Chapitre 3 : Cohérence

📖 L'Inconnu de Kadath ✍️ CharlyZarkov 📝 1405 mots

L'escalier intérieur du Château d’onyx était exactement ce qu'on aurait attendu d'un escalier intérieur de château d’onyx — étroit, spiralé, éclairé par des torches dont la flamme brûlait d'une couleur anormale, quelque part entre le bleu et le violet, ce qui donnait aux pierres une qualité de rêve dans le rêve, comme l’illustration d’une idée plutôt que la chose elle-même.

Yownah monta derrière Carter avec la lenteur d'un homme qui regarde où il met les pieds et observe tout le reste par la même occasion.

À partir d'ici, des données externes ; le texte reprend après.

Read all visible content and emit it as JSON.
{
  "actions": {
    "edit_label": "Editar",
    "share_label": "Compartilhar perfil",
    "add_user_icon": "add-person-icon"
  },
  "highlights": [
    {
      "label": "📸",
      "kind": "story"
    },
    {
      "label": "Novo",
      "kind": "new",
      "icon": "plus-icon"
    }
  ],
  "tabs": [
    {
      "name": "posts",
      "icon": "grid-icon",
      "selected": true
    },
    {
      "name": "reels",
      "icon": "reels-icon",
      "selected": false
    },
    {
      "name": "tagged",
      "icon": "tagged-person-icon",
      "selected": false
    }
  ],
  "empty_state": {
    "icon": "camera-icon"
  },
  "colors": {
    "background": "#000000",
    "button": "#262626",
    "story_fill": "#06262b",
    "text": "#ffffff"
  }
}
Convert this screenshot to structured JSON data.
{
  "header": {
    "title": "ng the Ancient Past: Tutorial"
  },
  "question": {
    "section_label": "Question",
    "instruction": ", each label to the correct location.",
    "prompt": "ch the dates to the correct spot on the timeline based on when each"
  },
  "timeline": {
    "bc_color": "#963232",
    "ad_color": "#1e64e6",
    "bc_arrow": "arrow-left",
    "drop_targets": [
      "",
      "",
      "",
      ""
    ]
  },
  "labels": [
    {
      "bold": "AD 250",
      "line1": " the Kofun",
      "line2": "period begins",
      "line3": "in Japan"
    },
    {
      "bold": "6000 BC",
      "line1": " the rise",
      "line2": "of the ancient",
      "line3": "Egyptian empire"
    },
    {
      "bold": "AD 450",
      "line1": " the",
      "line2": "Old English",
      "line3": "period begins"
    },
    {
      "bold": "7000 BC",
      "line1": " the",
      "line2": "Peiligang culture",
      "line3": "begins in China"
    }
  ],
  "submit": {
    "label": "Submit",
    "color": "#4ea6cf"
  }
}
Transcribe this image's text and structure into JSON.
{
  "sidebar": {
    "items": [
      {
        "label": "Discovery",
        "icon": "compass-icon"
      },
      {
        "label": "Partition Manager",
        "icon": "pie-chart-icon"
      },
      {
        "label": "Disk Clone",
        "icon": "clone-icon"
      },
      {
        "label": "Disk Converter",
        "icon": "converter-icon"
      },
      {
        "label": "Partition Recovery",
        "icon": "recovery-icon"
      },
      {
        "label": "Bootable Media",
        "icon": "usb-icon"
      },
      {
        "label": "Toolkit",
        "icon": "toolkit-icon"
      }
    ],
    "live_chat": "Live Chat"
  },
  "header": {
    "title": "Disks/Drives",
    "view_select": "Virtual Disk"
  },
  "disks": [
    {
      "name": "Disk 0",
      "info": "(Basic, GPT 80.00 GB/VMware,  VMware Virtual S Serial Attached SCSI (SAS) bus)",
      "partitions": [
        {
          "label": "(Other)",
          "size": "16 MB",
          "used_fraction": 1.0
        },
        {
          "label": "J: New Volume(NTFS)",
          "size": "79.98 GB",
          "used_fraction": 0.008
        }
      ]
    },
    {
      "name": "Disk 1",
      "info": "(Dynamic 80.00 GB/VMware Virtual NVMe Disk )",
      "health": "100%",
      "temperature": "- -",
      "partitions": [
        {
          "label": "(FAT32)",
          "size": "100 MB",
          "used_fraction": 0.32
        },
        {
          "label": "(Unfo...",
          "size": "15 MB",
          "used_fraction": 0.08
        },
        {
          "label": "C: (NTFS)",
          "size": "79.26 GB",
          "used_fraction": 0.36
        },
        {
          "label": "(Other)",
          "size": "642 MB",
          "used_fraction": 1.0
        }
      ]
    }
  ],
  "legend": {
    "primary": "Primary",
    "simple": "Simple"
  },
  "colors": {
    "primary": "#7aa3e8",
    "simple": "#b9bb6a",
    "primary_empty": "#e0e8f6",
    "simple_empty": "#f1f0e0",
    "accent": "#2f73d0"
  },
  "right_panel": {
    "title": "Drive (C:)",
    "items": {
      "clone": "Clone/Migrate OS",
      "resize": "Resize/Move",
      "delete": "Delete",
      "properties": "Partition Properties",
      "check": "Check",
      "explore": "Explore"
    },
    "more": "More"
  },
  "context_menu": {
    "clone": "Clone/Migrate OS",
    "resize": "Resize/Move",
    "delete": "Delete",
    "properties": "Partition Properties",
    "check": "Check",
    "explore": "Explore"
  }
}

Les parois d’onyx étaient parsemées de centaines, peut-être de milliers de niches creusées dans la roche, contenant des objets sans ordre apparent, mais dans la disposition desquels Yownah devinait une cohérence secrète propre aux collections qui ont été constituées par une seule intelligence au fil du temps. Il y avait des statuettes de divinités oubliées, des rouleaux de parchemins vertigineusement anciens, des mécanismes impossibles, des crânes ayant appartenu à des êtres d’une infinie diversité.

Les appartements seigneuriaux occupaient les trois derniers étages de la tour, reliés par un escalier intérieur plus étroit encore que le premier. Carter le fit entrer dans le salon du bas – une sorte d’antichambre, comprit Yownah, la pièce qu'on montre aux visiteurs qu'on ne veut pas laisser monter plus haut.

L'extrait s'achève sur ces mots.